À l’heure dite — onze heures du soir — le prince se présenta en effet à la porte de derrière de la ménagerie. Comme jadis, il n’eut aucune difficulté à l’ouvrir. Dans la lueur blafarde que les étoiles jetaient sur la neige, apparut Irma revêtue d’une courte jaquette de fourrure, elle lui prit la main et le conduisit avec précaution par le sombre passage. Comme autrefois, elle fit crier une seconde porte sur ses gonds, introduisit le prince dans un lieu complètement sombre puis, enlaçant le cou de Maniasko de ses beaux bras, elle le couvrit de tendres et ardents baisers.

Soudain, elle disparut. La porte était solidement fermée et le prince, en cherchant une issue, heurta du pied quelque être vivant qui se mit à remuer. Qu’était-ce ? Irma ne l’aurait-elle pas, comme jadis, conduit dans sa loge ?…

Au même instant, une lueur rouge et crue inonda l’endroit où se trouvait Maniasko : Irma venait d’attacher une torche enflammée à l’un des barreaux de la cage aux lions, et c’est là, dans cette cage, au milieu de ces fauves, que se trouvait enfermé l’infortuné prince. Un effroi indicible s’empara de tout son être. Irma, les bras croisés sur la poitrine, se tenait devant la grille et, tout en le contemplant de ses yeux bleus et froids, poussait des éclats de rire saccadés et sataniques.

Le prince s’efforça vivement d’ouvrir la porte, mais en vain.

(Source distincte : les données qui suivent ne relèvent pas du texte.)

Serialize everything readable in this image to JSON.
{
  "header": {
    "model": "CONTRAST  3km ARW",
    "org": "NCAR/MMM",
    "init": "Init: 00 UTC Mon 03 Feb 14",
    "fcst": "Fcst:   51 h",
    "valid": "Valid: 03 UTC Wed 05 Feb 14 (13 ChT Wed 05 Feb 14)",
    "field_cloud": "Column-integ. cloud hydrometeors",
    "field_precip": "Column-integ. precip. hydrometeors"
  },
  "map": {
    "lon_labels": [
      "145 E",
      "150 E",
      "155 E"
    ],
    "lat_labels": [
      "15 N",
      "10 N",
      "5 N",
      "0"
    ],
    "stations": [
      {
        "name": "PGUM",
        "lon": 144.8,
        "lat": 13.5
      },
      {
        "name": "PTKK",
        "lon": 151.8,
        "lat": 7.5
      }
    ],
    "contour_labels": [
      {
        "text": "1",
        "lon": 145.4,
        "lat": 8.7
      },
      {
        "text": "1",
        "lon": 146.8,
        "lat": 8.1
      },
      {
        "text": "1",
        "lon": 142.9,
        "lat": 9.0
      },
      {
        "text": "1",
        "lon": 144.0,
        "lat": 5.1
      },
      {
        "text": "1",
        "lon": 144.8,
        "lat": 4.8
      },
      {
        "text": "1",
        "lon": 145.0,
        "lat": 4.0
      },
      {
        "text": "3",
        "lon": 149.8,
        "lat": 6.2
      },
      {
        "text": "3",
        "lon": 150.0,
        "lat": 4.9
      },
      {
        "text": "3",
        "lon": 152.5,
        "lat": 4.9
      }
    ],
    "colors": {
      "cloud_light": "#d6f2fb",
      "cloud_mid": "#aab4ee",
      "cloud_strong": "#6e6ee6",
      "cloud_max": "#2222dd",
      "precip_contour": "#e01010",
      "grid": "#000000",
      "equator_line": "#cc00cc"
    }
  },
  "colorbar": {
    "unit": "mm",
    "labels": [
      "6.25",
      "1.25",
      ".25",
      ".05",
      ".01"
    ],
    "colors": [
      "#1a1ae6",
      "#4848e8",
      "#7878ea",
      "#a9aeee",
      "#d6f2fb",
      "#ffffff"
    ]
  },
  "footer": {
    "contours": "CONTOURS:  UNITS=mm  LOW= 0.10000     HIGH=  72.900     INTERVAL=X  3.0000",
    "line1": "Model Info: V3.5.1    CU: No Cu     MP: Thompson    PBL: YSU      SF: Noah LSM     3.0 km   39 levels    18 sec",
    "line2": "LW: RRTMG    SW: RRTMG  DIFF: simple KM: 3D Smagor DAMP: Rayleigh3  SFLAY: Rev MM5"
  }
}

— Pour Dieu, Irma, que signifie cela ? fit-il, la voix pleine de sanglots.

— Je célèbre aujourd’hui mes noces avec toi et mes lions sont nos invités !

— As-tu perdu l’esprit ?…

— J’ai, au contraire, plein sens de ce que je fais. Tu m’as trahie, or je t’ai condamné à mort. Sus à lui mes amis !

De son fouet, elle se mit à réveiller et à exciter les fauves assoupis, tandis que le prince appelait éperduement au secours. Affolés par ses cris perçants et par les encouragements d’Irma, les grands félins bondirent sur le malheureux. Sous leurs grilles et leurs puissantes mâchoires, bientôt son sang coula. Il implora et lutta en désespéré, tandis que, appuyée contre les froids barreaux, elle se repaissait de son agonie, de ses tortures.

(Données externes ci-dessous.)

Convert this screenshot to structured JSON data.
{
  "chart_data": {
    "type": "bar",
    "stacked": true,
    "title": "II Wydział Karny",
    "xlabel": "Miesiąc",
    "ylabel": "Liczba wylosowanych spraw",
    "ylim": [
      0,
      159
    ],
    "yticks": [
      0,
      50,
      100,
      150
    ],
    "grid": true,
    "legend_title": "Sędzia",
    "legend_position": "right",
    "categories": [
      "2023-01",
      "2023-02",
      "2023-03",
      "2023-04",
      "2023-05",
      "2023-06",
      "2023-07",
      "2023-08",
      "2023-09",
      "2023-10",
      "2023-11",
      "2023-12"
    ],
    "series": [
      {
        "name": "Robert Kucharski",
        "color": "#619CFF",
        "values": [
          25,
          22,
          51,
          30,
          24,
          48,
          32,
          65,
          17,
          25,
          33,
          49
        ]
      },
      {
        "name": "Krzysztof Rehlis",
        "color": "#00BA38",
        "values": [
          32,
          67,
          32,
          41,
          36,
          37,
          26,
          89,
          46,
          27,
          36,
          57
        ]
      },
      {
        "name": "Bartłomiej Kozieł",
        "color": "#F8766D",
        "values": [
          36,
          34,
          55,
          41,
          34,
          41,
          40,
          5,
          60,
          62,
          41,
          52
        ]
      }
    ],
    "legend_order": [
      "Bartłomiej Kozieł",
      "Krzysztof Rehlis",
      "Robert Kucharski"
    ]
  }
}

Les lions mirent longtemps à accomplir leur cruelle besogne. Quand le prince fut mort et que gît son cadavre en lambeaux, étendu sur le plancher de la cage, les fauves s’en éloignèrent craintifs et se mirent à lécher leurs pattes sanguinolentes.

Cette même nuit, la belle dompteuse disparut de Bucarest et personne n’a jamais su depuis ce qu’elle était devenue.